I close the first month of this challenge with a song in the Great Song Pantheon.
Say, did you know that "Black Magic Woman" was actually written and first recorded by Fleetwood Mac? Their song only lacks the two key features that make the Santana song iconic: Santana's guitar, obviously, and the percussion section. It's amazing how a song can change by just executing it all wrong.
Santana took this smarmy "Latin" number by an English pop group and turned it into one of the coolest songs we have produced as a culture.
I'm really at a loss talking about the guitar. I play guitar, but I am very limited. In my experience, I write music (I should say wrote because I haven't written a song in 10 years), work super hard on the changes, the singing melodies, lyrics, percussion... and then I have to beg competent guitarists to collaborate with me and make it whole.

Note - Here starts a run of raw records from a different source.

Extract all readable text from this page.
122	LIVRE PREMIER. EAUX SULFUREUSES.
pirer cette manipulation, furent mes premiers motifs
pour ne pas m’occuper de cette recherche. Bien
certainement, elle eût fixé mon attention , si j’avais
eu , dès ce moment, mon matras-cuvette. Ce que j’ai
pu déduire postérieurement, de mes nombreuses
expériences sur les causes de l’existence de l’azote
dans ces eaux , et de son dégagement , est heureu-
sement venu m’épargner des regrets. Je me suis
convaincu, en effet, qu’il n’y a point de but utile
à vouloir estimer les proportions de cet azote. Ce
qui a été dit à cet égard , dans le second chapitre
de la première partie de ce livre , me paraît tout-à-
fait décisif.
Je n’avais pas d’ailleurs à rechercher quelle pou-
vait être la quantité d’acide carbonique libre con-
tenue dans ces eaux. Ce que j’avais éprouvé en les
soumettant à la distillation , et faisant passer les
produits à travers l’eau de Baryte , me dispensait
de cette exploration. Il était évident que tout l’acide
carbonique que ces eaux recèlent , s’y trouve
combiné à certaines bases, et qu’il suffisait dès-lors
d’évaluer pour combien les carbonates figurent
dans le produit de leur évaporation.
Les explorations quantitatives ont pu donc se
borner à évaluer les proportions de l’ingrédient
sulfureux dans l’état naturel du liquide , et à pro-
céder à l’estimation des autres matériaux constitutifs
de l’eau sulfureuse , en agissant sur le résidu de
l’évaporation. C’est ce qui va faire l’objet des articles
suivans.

So how can I comment on the guitar work of Carlos Santana? I'll just say he covers a lot of ground in a three-minute song. He brings us into this song with allure, arrives at the signature opening melody, and then is content just to embellish around the verses, before he flies off on the fantastic solo. (There are no choruses in this song! Just the intro, three smokey verses, and the dynamic middle instrumental, with the extended "Gypsy Queen" jam to end. That gets me geeking out.) Every note is expertly fluid and interesting far beyond being finger gymnastics.
What truly hit me was the conga. The conga player's name is Michael Carabello. When I was young, his work on the this song, especially the "Gypsy Queen" section, legitimized this instrument for me as not just a drum but a study. I picture the Woodstock footage of this band, ecstatic, sweating, eyes closed, these thin young boys with billowing hair. I hear those congas, that life force, the blurred hands popping the skins awake. What fun music is to play... just the single definition of fun. I don't look down on non-musicians, but I honestly can say you don't know what you're missing if you've never been able to release in song with a group of like-minded individuals. And to be lucky enough to be able to participate in a group like Santana back in the original flush of genius... What certain, unknowable fun.